When the Federal Reserve raises interest rates, the rates on your savings accounts typically increase in response. But while the Fed has hiked rates by a total of 75 basis points since the beginning of the year, savings rates have barely followed suit.
Since April 2021, the average nationwide interest rate on savings accounts largely have stood at 0.06%, barely inching up to 0.07% last month.
That’s because banks have too many deposits at the moment, financial experts say. As of last month, commercial banks held more than $18 trillion.
“You could say that they are flush with cash, and that therefore, they have no incentive at the moment to offer more attractive rates,” explained Angelo Kourkafas, an investment strategist at Edward Jones.
Typically, banks make money on the difference between what they charge for loans and what they pay for deposits, Kourkafas said. And for the past few years, the difference between those two has narrowed.
In 2020, at the beginning of the pandemic, households saved more and borrowed less because they weren’t able to spend money due to the lockdown, Kourkafas said. Congress also approved stimulus packages that amounted to $803 billion worth of payments.
On top of that, consumers were risk-averse and wanted their money in cash, said Ken Tumin, senior industry analyst at LendingTree and founder of DepositAccounts.com, a bank account comparison site. Deposits rose sharply from $13.4 trillion to $15.3 trillion between February and May 2020.
In 2020 and 2021, personal loans and credit card balances declined.
“So banks actually saw less growth on their loans, while they had big growth in deposits,” Tumin said. “The whole purpose of deposits is to fund loans, so they basically did not need to attract deposits to fund those loans.”
But while savings rates are low on average for traditional brick-and-mortar banks, Tumin said online savings accounts yield a higher return. Some banks are offering rates as high as 1.25%.
He said online banks are faster to respond and have increased savings rates by about 8 basis points this year (compared to a paltry 1 basis point increase in the national average).
Tumin said online banks offer higher rates because they don’t have to maintain an expensive branch network and there’s greater competition because consumers can swiftly move their money from bank to bank. People using traditional banking services, on the other hand, tend to leave their savings in place because they aren’t particularly “rate sensitive.”

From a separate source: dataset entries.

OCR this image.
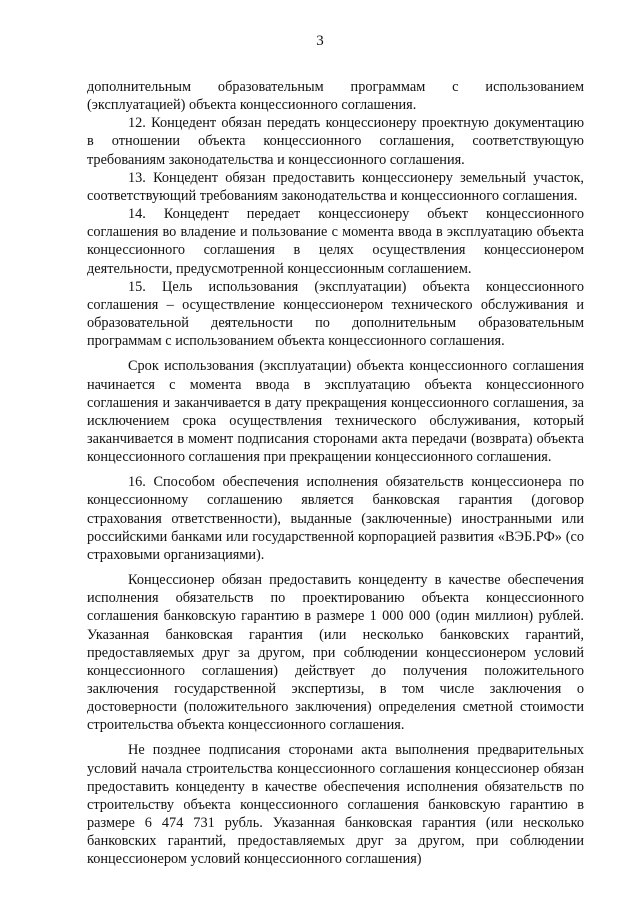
3

дополнительным образовательным программам с использованием (эксплуатацией) объекта концессионного соглашения.

12. Концедент обязан передать концессионеру проектную документацию в отношении объекта концессионного соглашения, соответствующую требованиям законодательства и концессионного соглашения.

13. Концедент обязан предоставить концессионеру земельный участок, соответствующий требованиям законодательства и концессионного соглашения.

14. Концедент передает концессионеру объект концессионного соглашения во владение и пользование с момента ввода в эксплуатацию объекта концессионного соглашения в целях осуществления концессионером деятельности, предусмотренной концессионным соглашением.

15. Цель использования (эксплуатации) объекта концессионного соглашения – осуществление концессионером технического обслуживания и образовательной деятельности по дополнительным образовательным программам с использованием объекта концессионного соглашения.

Срок использования (эксплуатации) объекта концессионного соглашения начинается с момента ввода в эксплуатацию объекта концессионного соглашения и заканчивается в дату прекращения концессионного соглашения, за исключением срока осуществления технического обслуживания, который заканчивается в момент подписания сторонами акта передачи (возврата) объекта концессионного соглашения при прекращении концессионного соглашения.

16. Способом обеспечения исполнения обязательств концессионера по концессионному соглашению является банковская гарантия (договор страхования ответственности), выданные (заключенные) иностранными или российскими банками или государственной корпорацией развития «ВЭБ.РФ» (со страховыми организациями).

Концессионер обязан предоставить концеденту в качестве обеспечения исполнения обязательств по проектированию объекта концессионного соглашения банковскую гарантию в размере 1 000 000 (один миллион) рублей. Указанная банковская гарантия (или несколько банковских гарантий, предоставляемых друг за другом, при соблюдении концессионером условий концессионного соглашения) действует до получения положительного заключения государственной экспертизы, в том числе заключения о достоверности (положительного заключения) определения сметной стоимости строительства объекта концессионного соглашения.

Не позднее подписания сторонами акта выполнения предварительных условий начала строительства концессионного соглашения концессионер обязан предоставить концеденту в качестве обеспечения исполнения обязательств по строительству объекта концессионного соглашения банковскую гарантию в размере 6 474 731 рубль. Указанная банковская гарантия (или несколько банковских гарантий, предоставляемых друг за другом, при соблюдении концессионером условий концессионного соглашения)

Online savings rates eventually may push more traditional brick-and-mortar banks to raise their rates so they can compete, he added.
And Kourkafas said he thinks as the Federal Reserve continues to raise rates, returns on your savings account could slowly increase in the coming months.

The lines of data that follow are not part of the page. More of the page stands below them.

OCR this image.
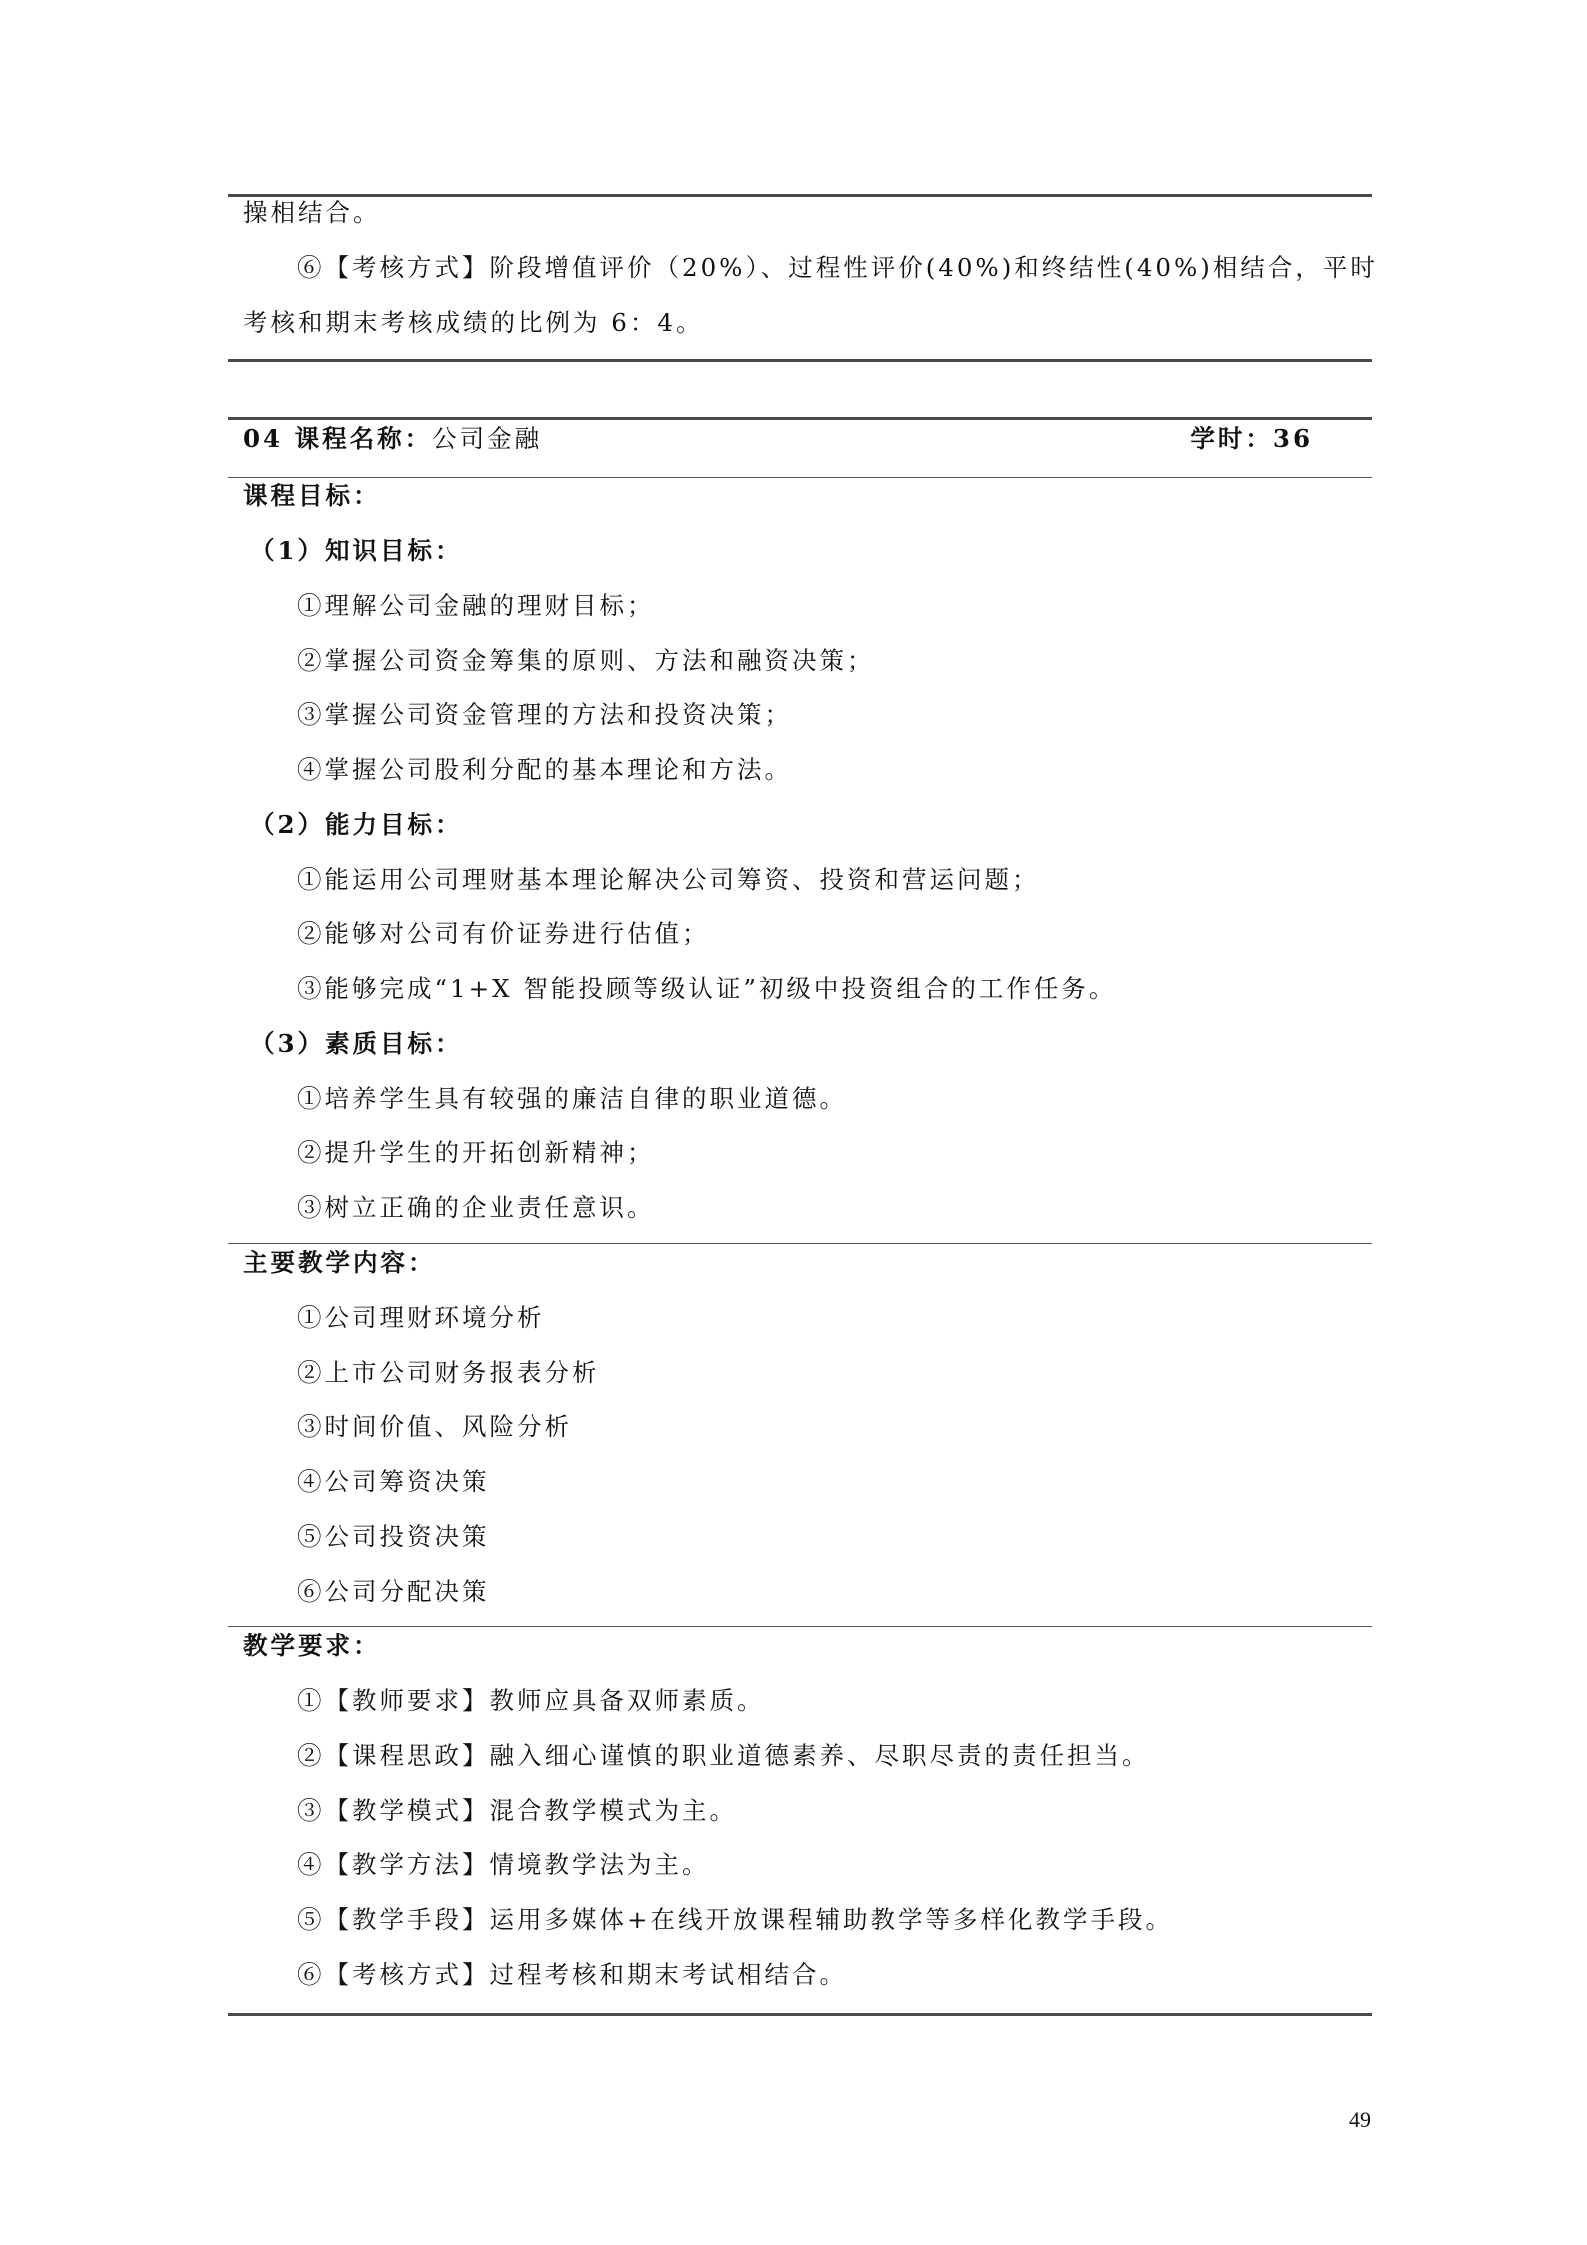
操相结合。
⑥【考核方式】阶段增值评价（20%）、过程性评价(40%)和终结性(40%)相结合，平时
考核和期末考核成绩的比例为 6：4。
04 课程名称：公司金融	学时：36
课程目标：
（1）知识目标：
①理解公司金融的理财目标；
②掌握公司资金筹集的原则、方法和融资决策；
③掌握公司资金管理的方法和投资决策；
④掌握公司股利分配的基本理论和方法。
（2）能力目标：
①能运用公司理财基本理论解决公司筹资、投资和营运问题；
②能够对公司有价证券进行估值；
③能够完成“1+X 智能投顾等级认证”初级中投资组合的工作任务。
（3）素质目标：
①培养学生具有较强的廉洁自律的职业道德。
②提升学生的开拓创新精神；
③树立正确的企业责任意识。
主要教学内容：
①公司理财环境分析
②上市公司财务报表分析
③时间价值、风险分析
④公司筹资决策
⑤公司投资决策
⑥公司分配决策
教学要求：
①【教师要求】教师应具备双师素质。
②【课程思政】融入细心谨慎的职业道德素养、尽职尽责的责任担当。
③【教学模式】混合教学模式为主。
④【教学方法】情境教学法为主。
⑤【教学手段】运用多媒体+在线开放课程辅助教学等多样化教学手段。
⑥【考核方式】过程考核和期末考试相结合。
49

Consumer savings may decline, partly because of rising inflation, he said. So banks may eventually want to attract more deposits.
The Fed is expected to hike rates five more times this year and is considering raising them by 50 basis points at its next two meetings. Fed Chair Jerome Powell also told “Marketplace” host Kai Ryssdal in an interview that the Fed is “prepared to do more” and that a 75 basis point increase isn’t off the table.

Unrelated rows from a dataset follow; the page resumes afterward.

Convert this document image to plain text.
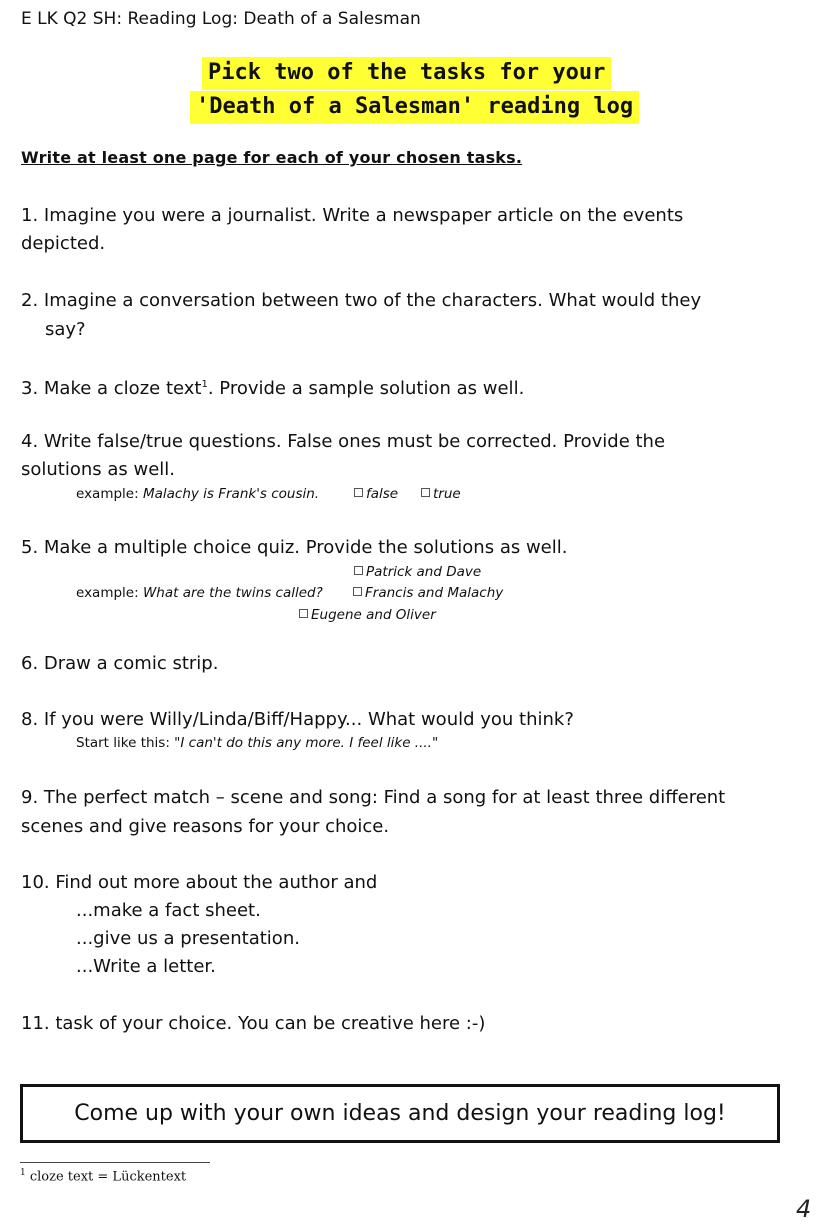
E LK Q2 SH: Reading Log: Death of a Salesman
Pick two of the tasks for your
'Death of a Salesman' reading log
Write at least one page for each of your chosen tasks.
1. Imagine you were a journalist. Write a newspaper article on the events
depicted.
2. Imagine a conversation between two of the characters. What would they
say?
3. Make a cloze text$^1$. Provide a sample solution as well.
4. Write false/true questions. False ones must be corrected. Provide the
solutions as well.
example: Malachy is Frank's cousin.	false	true
5. Make a multiple choice quiz. Provide the solutions as well.
Patrick and Dave
example: What are the twins called?	Francis and Malachy
Eugene and Oliver
6. Draw a comic strip.
8. If you were Willy/Linda/Biff/Happy... What would you think?
Start like this: "I can't do this any more. I feel like ...."
9. The perfect match – scene and song: Find a song for at least three different
scenes and give reasons for your choice.
10. Find out more about the author and
...make a fact sheet.
...give us a presentation.
...Write a letter.
11. task of your choice. You can be creative here :-)
Come up with your own ideas and design your reading log!
$^1$ cloze text = Lückentext
4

A big question going forward, Kourkafas and Tumin said, is: Will there be a recession? Some major banks say yes, although some economists think it can be averted.
If a recession hits, that will lead to lower consumer spending, which usually means fewer people taking out loans, Tumin explained. And if loan demand decreases, banks won’t need deposits, keeping deposit interest rates low — even if the Fed increases rates.
Despite the low savings returns, Tumin said the bank is an “appropriate place” to keep your money if it’s part of an emergency fund or your short-term goals and expenses. But for long-term goals, you should think about investing in options like mutual funds and exchange-traded funds.